I knew I wasn’t responsible enough for an iPhone. But I saw people all the time who looked far less conscientious than I, and they had iPhones that they seemed to be able to keep track of and not damage. I figured I could, too.
It’s all a ruse. I think Apple plants these decoys in society to lull people into a false sense of security, to make you think you’re capable of owning and maintaining an iPhone. Power of suggestion. Everybody’s doing it. And I fell for it.
So there I was, almost three months into my love affair with my iPhone, thinking I owned the world. I had awesome apps to do amazing things. I felt in control of my life. Everything was there. Anything I needed was at my fingertips, merely a swipe and tap away. And then it ended with a single “kerplunk.”
I hate to admit how my iPhone fell to its death, but I hope it will serve as a cautionary tale for others. Ladies, my advice to you is this: empty your pockets before using the facilities. I forgot I had slipped the phone into my back pocket one evening and upon standing, the phone leapt out of my jeans and launched itself into the toilet.

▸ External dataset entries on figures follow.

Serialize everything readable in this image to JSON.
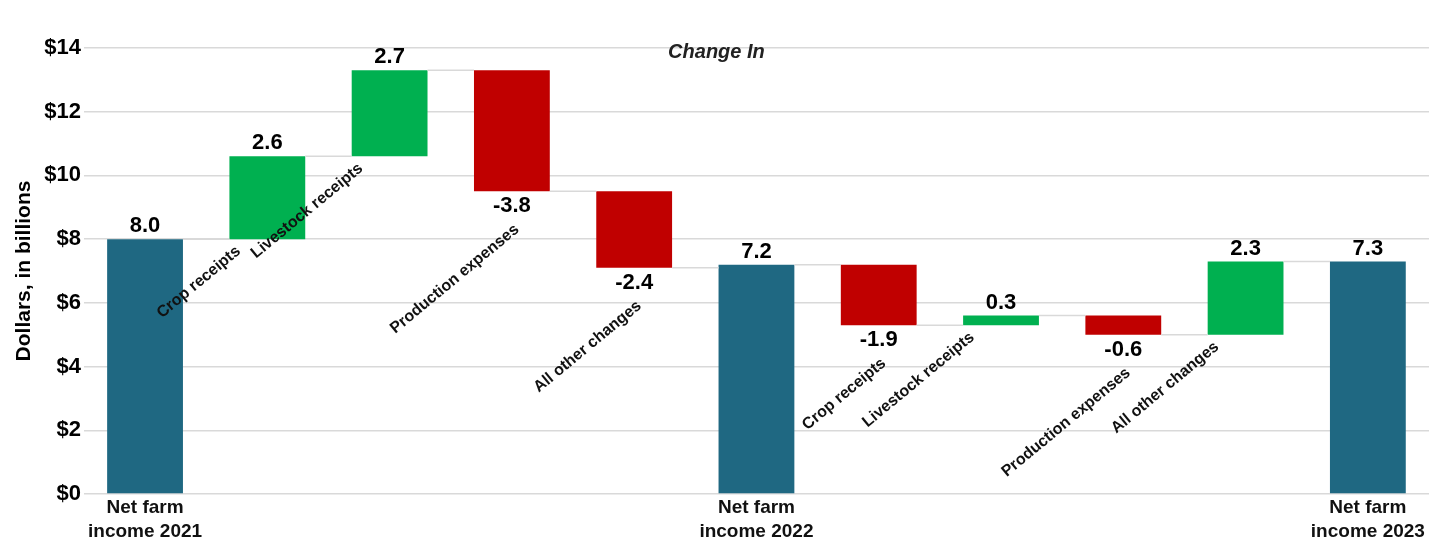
{
  "chart_data": {
    "type": "bar",
    "annotations": [
      "Change In"
    ],
    "ylabel": "Dollars, in billions",
    "categories": [
      "Net farm income 2021",
      "Crop receipts",
      "Livestock receipts",
      "Production expenses",
      "All other changes",
      "Net farm income 2022",
      "Crop receipts",
      "Livestock receipts",
      "Production expenses",
      "All other changes",
      "Net farm income 2023"
    ],
    "values": [
      8.0,
      2.6,
      2.7,
      -3.8,
      -2.4,
      7.2,
      -1.9,
      0.3,
      -0.6,
      2.3,
      7.3
    ],
    "base": [
      0,
      8.0,
      10.6,
      13.3,
      9.5,
      0,
      7.2,
      5.3,
      5.6,
      5.0,
      0
    ],
    "colors": [
      "#1f6882",
      "#00b050",
      "#00b050",
      "#c00000",
      "#c00000",
      "#1f6882",
      "#c00000",
      "#00b050",
      "#c00000",
      "#00b050",
      "#1f6882"
    ],
    "value_labels": [
      "8.0",
      "2.6",
      "2.7",
      "-3.8",
      "-2.4",
      "7.2",
      "-1.9",
      "0.3",
      "-0.6",
      "2.3",
      "7.3"
    ],
    "ylim": [
      0,
      14
    ],
    "yticks": [
      {
        "value": 0,
        "label": "$0"
      },
      {
        "value": 2,
        "label": "$2"
      },
      {
        "value": 4,
        "label": "$4"
      },
      {
        "value": 6,
        "label": "$6"
      },
      {
        "value": 8,
        "label": "$8"
      },
      {
        "value": 10,
        "label": "$10"
      },
      {
        "value": 12,
        "label": "$12"
      },
      {
        "value": 14,
        "label": "$14"
      }
    ],
    "grid": "y"
  }
}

There was merely a fraction of a second between hearing the sound and retrieving it from the, err, “water.” I didn’t even think about that action, but in subsequent tellings of this tale, people have questioned whether they would reach into the bowl to retrieve their phones. To that I say, “Oh, please!” You would do the exact same thing in that moment. There’s no time for the eew-factor to kick in. It’s instinctual, like protecting your young.

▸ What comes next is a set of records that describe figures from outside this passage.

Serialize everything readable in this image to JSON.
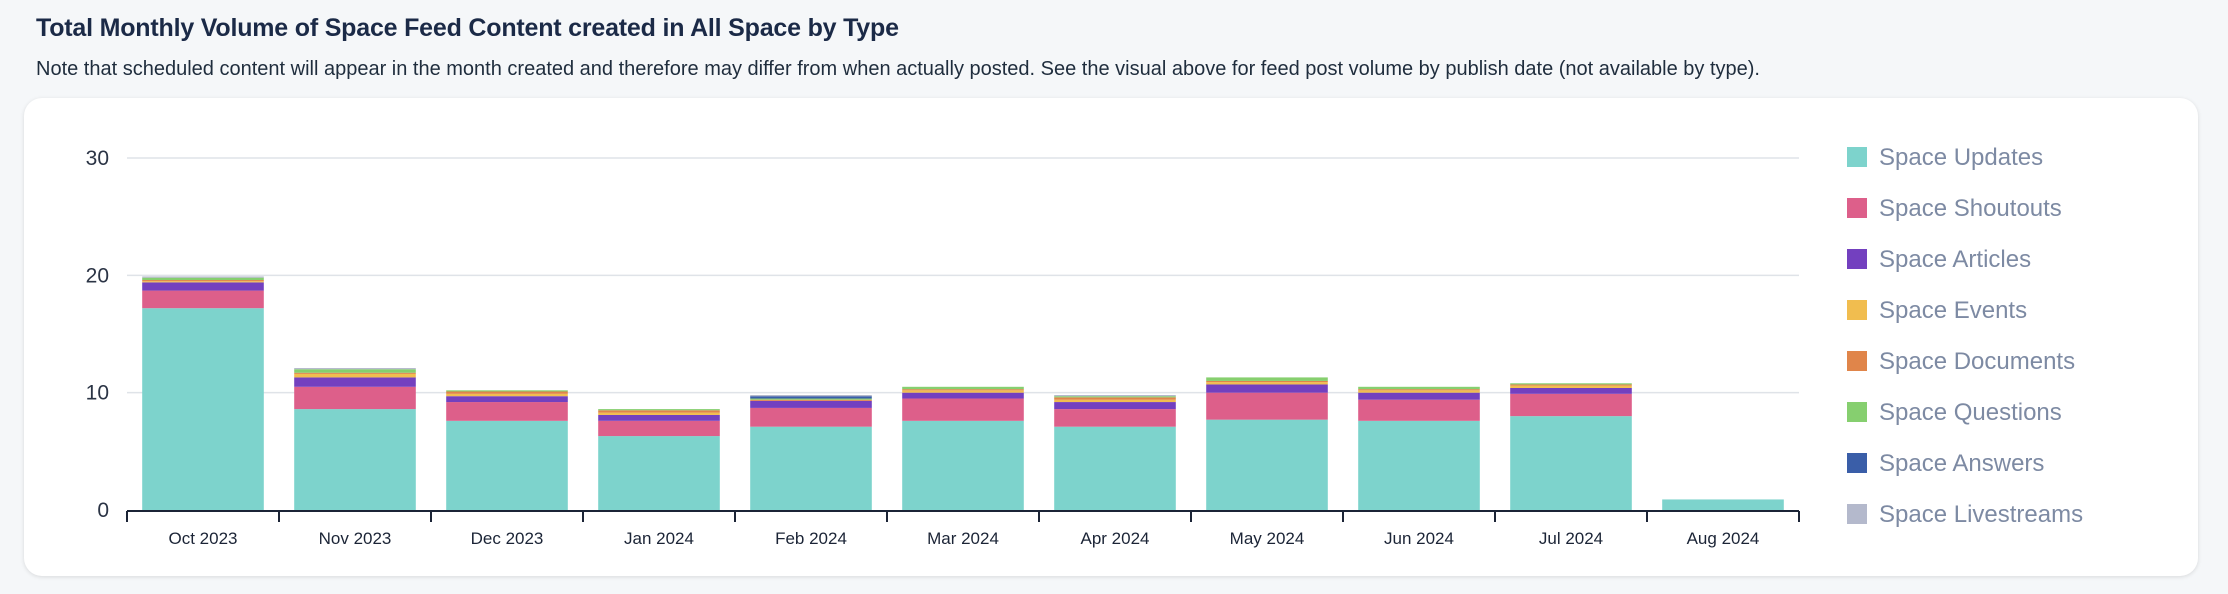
{
  "header": {
    "title": "Total Monthly Volume of Space Feed Content created in All Space by Type",
    "subtitle": "Note that scheduled content will appear in the month created and therefore may differ from when actually posted. See the visual above for feed post volume by publish date (not available by type)."
  },
  "chart_data": {
    "type": "bar",
    "stacked": true,
    "categories": [
      "Oct 2023",
      "Nov 2023",
      "Dec 2023",
      "Jan 2024",
      "Feb 2024",
      "Mar 2024",
      "Apr 2024",
      "May 2024",
      "Jun 2024",
      "Jul 2024",
      "Aug 2024"
    ],
    "ylim": [
      0,
      30
    ],
    "yticks": [
      0,
      10,
      20,
      30
    ],
    "grid": true,
    "legend_position": "right",
    "series": [
      {
        "name": "Space Updates",
        "color": "#7dd3cc",
        "values": [
          17.2,
          8.6,
          7.6,
          6.3,
          7.1,
          7.6,
          7.1,
          7.7,
          7.6,
          8.0,
          0.9
        ]
      },
      {
        "name": "Space Shoutouts",
        "color": "#dd5f8a",
        "values": [
          1.5,
          1.9,
          1.6,
          1.3,
          1.6,
          1.9,
          1.5,
          2.3,
          1.8,
          1.9,
          0
        ]
      },
      {
        "name": "Space Articles",
        "color": "#7340bf",
        "values": [
          0.7,
          0.8,
          0.5,
          0.5,
          0.6,
          0.5,
          0.6,
          0.7,
          0.6,
          0.5,
          0
        ]
      },
      {
        "name": "Space Events",
        "color": "#f1bd4f",
        "values": [
          0.1,
          0.3,
          0.2,
          0.2,
          0,
          0.2,
          0.2,
          0.2,
          0.2,
          0.2,
          0
        ]
      },
      {
        "name": "Space Documents",
        "color": "#e0854a",
        "values": [
          0.1,
          0.1,
          0.2,
          0.2,
          0.1,
          0.1,
          0.2,
          0.1,
          0.1,
          0.1,
          0
        ]
      },
      {
        "name": "Space Questions",
        "color": "#86cf6f",
        "values": [
          0.2,
          0.3,
          0.1,
          0.1,
          0.1,
          0.2,
          0.1,
          0.3,
          0.2,
          0.1,
          0
        ]
      },
      {
        "name": "Space Answers",
        "color": "#3a5ea8",
        "values": [
          0,
          0,
          0,
          0,
          0.2,
          0,
          0,
          0,
          0,
          0,
          0
        ]
      },
      {
        "name": "Space Livestreams",
        "color": "#b4b9cc",
        "values": [
          0.1,
          0.1,
          0,
          0,
          0.1,
          0,
          0.1,
          0,
          0,
          0,
          0
        ]
      }
    ]
  }
}
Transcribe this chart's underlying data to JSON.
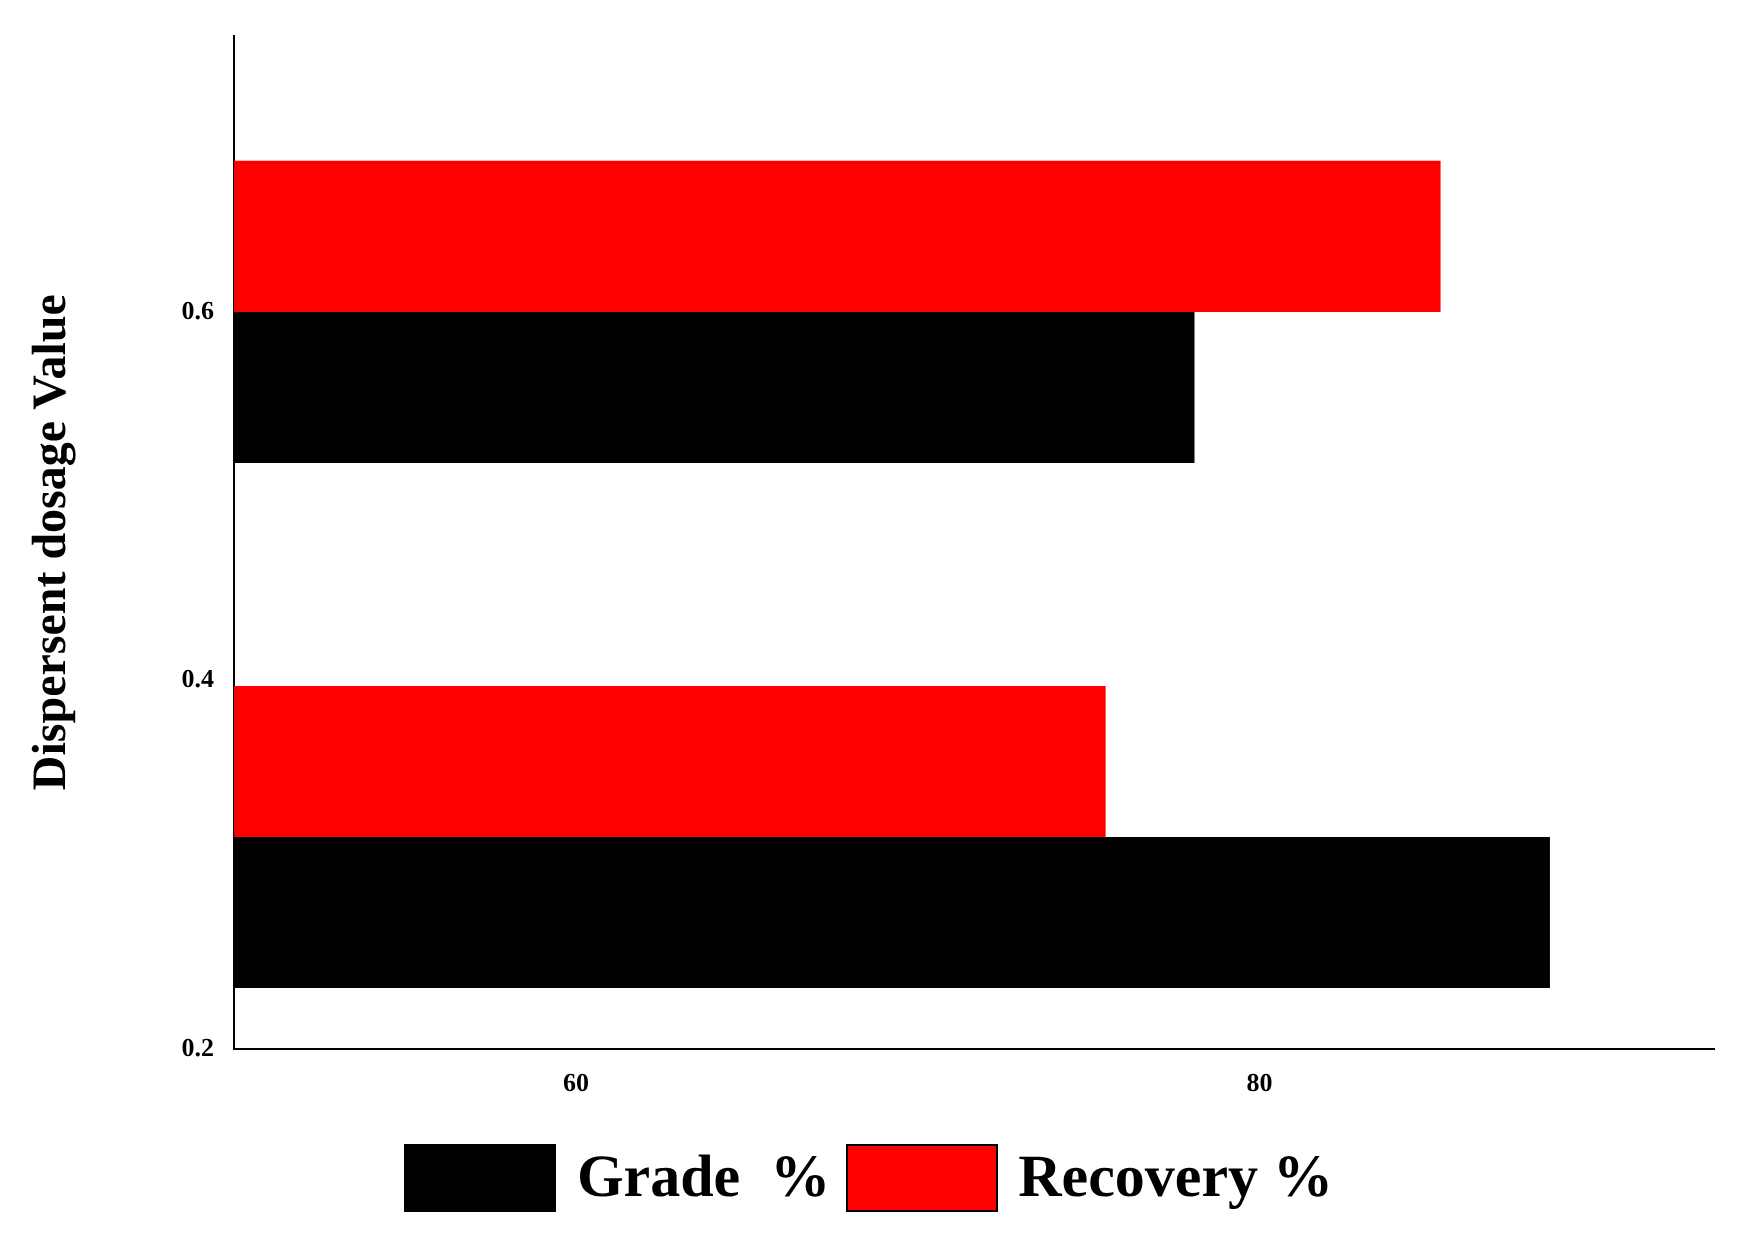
{
  "chart_data": {
    "type": "bar",
    "orientation": "horizontal",
    "ylabel": "Dispersent dosage Value",
    "x": [
      0.315,
      0.6
    ],
    "series": [
      {
        "name": "Grade  %",
        "color": "#000000",
        "values": [
          88.5,
          78.1
        ]
      },
      {
        "name": "Recovery %",
        "color": "#ff0000",
        "values": [
          75.5,
          85.3
        ]
      }
    ],
    "xlim": [
      50,
      93.3
    ],
    "xticks": [
      60,
      80
    ],
    "ylim": [
      0.2,
      0.75
    ],
    "yticks": [
      0.2,
      0.4,
      0.6
    ],
    "grid": false,
    "legend": "bottom"
  }
}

After sending it through triage in the ladies room, I applied a paper towel tourniquet and rushed it home to bowl of rice, which I had heard was the remedy for sucking water out of electronics. I checked it periodically the next day, moving the grains of rice to check its vital signs, until I thought it was resuscitated.
I carefully lifted it out of the rice bowl and sent an SOS text out to a friend. Message received! It’s alive! My elation was short lived, however, as it expired in a few hours later, going blank and dark, leaving me feeling empty and alone.
It’s shocking how dependent I’ve become on my iPhone. I felt strangely isolated without it. Disconnected from the world. Completely out of touch, even though it was only a couple days.
We live our lives differently now because of cell phones. There is an immediacy to our communication. What used to be put off until you were near a phone now cannot wait.
And we no longer have uninterrupted time with people. We might have several other conversations going on via texts, take a phone call in the middle of a visit, have the overwhelming urge to check our email, “check-in” on Facebook, or send a Tweet. We don’t just talk to each other anymore, with full attention on the real flesh and blood people in front of us.
My time in isolation has helped me see that I am living a very distracted life. Now that I have paid the “I’m an idiot” replacement fee for a new iPhone, I am trying to be more focused on one thing at a time, all the while keeping an iron grip on my damn phone.